Leonardo’s Laptop was first published in 2002, and I first read it in 2007: exactly halfway between then and now. At the time, I was unimpressed. I thought his attempt to envision the future of computers and their relation to society was vague when it tried to be synthetic and (already) outstripped by events when it tried to be detailed. I complained that the sociological material about human needs was too basic to impress people interested in how society worked, and the discussions of new uses for computers too big-picture to engage computer people. I know I said all that because I wrote it in an online review that, thankfully, wasn’t published anywhere very visible.

All that was the sound of the 2007 version of me missing Shneiderman's point.

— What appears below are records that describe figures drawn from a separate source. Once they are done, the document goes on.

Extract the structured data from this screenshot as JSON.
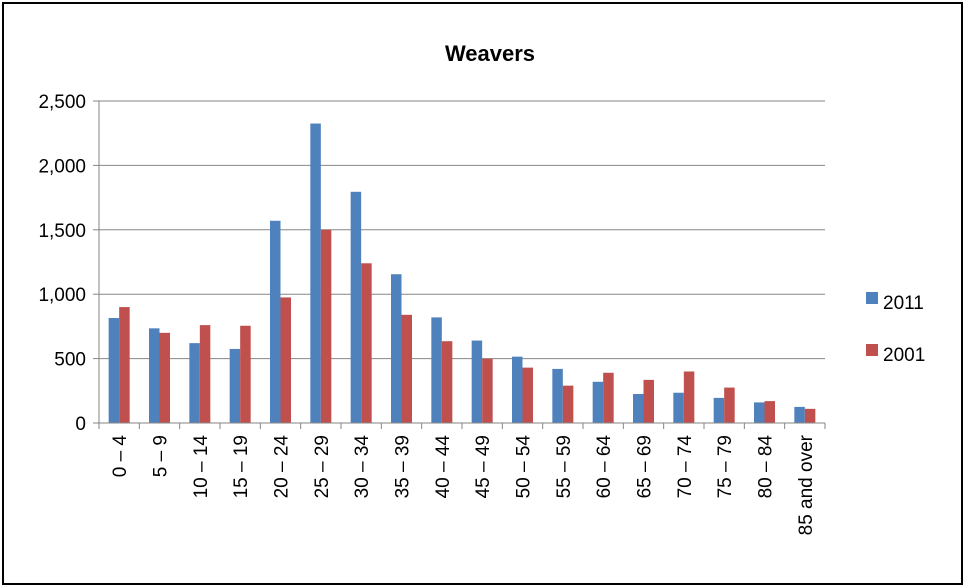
{
  "chart_data": {
    "type": "bar",
    "title": "Weavers",
    "xlabel": "",
    "ylabel": "",
    "ylim": [
      0,
      2500
    ],
    "yticks": [
      "0",
      "500",
      "1,000",
      "1,500",
      "2,000",
      "2,500"
    ],
    "grid": true,
    "legend_position": "right",
    "categories": [
      "0 – 4",
      "5 – 9",
      "10 – 14",
      "15 – 19",
      "20 – 24",
      "25 – 29",
      "30 – 34",
      "35 – 39",
      "40 – 44",
      "45 – 49",
      "50 – 54",
      "55 – 59",
      "60 – 64",
      "65 – 69",
      "70 – 74",
      "75 – 79",
      "80 – 84",
      "85 and over"
    ],
    "series": [
      {
        "name": "2011",
        "color": "#4f81bd",
        "values": [
          815,
          735,
          620,
          575,
          1570,
          2325,
          1795,
          1155,
          820,
          640,
          515,
          420,
          320,
          225,
          235,
          195,
          160,
          125
        ]
      },
      {
        "name": "2001",
        "color": "#c0504d",
        "values": [
          900,
          700,
          760,
          755,
          975,
          1500,
          1240,
          840,
          635,
          500,
          430,
          290,
          390,
          335,
          400,
          275,
          170,
          110
        ]
      }
    ]
  }
}
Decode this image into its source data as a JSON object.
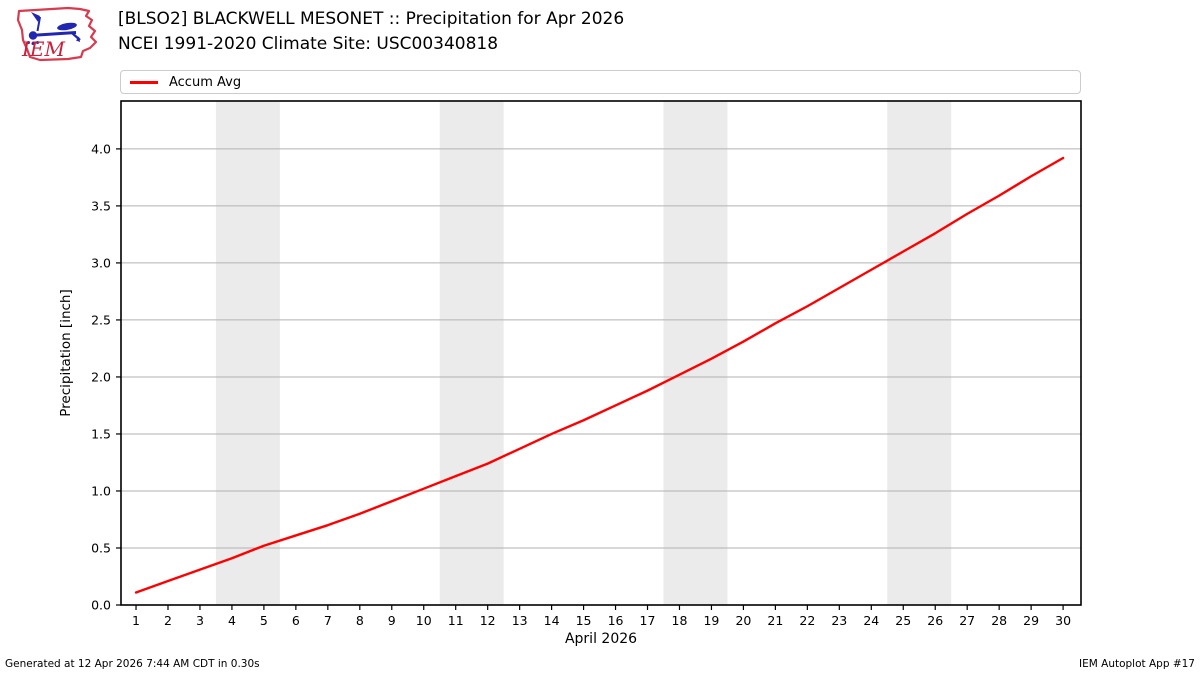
{
  "branding": {
    "logo_text": "IEM"
  },
  "legend": {
    "items": [
      {
        "label": "Accum Avg",
        "color": "#ff0000"
      }
    ]
  },
  "footer": {
    "generated": "Generated at 12 Apr 2026 7:44 AM CDT in 0.30s",
    "app": "IEM Autoplot App #17"
  },
  "chart_data": {
    "type": "line",
    "title": "[BLSO2] BLACKWELL MESONET :: Precipitation for Apr 2026",
    "subtitle": "NCEI 1991-2020 Climate Site: USC00340818",
    "xlabel": "April 2026",
    "ylabel": "Precipitation [inch]",
    "x": [
      1,
      2,
      3,
      4,
      5,
      6,
      7,
      8,
      9,
      10,
      11,
      12,
      13,
      14,
      15,
      16,
      17,
      18,
      19,
      20,
      21,
      22,
      23,
      24,
      25,
      26,
      27,
      28,
      29,
      30
    ],
    "series": [
      {
        "name": "Accum Avg",
        "color": "#ff0000",
        "values": [
          0.11,
          0.21,
          0.31,
          0.41,
          0.52,
          0.61,
          0.7,
          0.8,
          0.91,
          1.02,
          1.13,
          1.24,
          1.37,
          1.5,
          1.62,
          1.75,
          1.88,
          2.02,
          2.16,
          2.31,
          2.47,
          2.62,
          2.78,
          2.94,
          3.1,
          3.26,
          3.43,
          3.59,
          3.76,
          3.92
        ]
      }
    ],
    "xlim": [
      0.53,
      30.56
    ],
    "ylim": [
      0,
      4.42
    ],
    "xticks": [
      1,
      2,
      3,
      4,
      5,
      6,
      7,
      8,
      9,
      10,
      11,
      12,
      13,
      14,
      15,
      16,
      17,
      18,
      19,
      20,
      21,
      22,
      23,
      24,
      25,
      26,
      27,
      28,
      29,
      30
    ],
    "yticks": [
      0.0,
      0.5,
      1.0,
      1.5,
      2.0,
      2.5,
      3.0,
      3.5,
      4.0
    ],
    "grid": "horizontal",
    "grid_color": "#b2b2b2",
    "weekend_bands": [
      [
        3.5,
        5.5
      ],
      [
        10.5,
        12.5
      ],
      [
        17.5,
        19.5
      ],
      [
        24.5,
        26.5
      ]
    ],
    "band_color": "#ebebeb",
    "legend_position": "top"
  }
}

Leonardo’s Laptop wasn't an attempt to predict the future, but an attempt to create the future – not a forecast but a manifesto. Its central message, aimed squarely at the people who build the machines and write the code, was (and is): Think about the users, and what they might want to do, if they had the power. Then go, and create the machines and the code to give them that power. It's a book that exhorts its target audience to dream bigger dreams than they're used to dreaming, confident that, once they do, they’ll find a way to make those dreams real (to everyone's benefit).

The point I missed so spectacularly five years ago now seems obvious, and the reason why it does suggests something important: Shneiderman called it right. We are, in many ways, now living in the world that he hoped would come to pass. Smart phones and tablets, with their tap-swipe-pinch-sweep interfaces, are a first step toward the simpler, more intuitive, more “transparent” computer technology he called for. A little less obviously, today's rudimentary implementations of "the cloud" are a step toward the flexible and universal access to data he hoped for. Google, Facebook, YouTube, Wikipedia, Hulu, and other iconic Web 2.0 sites (not yet born or in their infancy in 2002) are rapidly enacting the first stage of his "new computing": shifting the focus from what the technology can do to what the user wants to do.

None of this, though, reduces Leonardo’s Laptop to a period piece, or makes his arguments obsolete. It retains its value because the questions it asks are evergreen: It’s always possible (and, Shneiderman would argue, desirable) for developers to ask: Where else might users want to go, if only their computers would give them the power?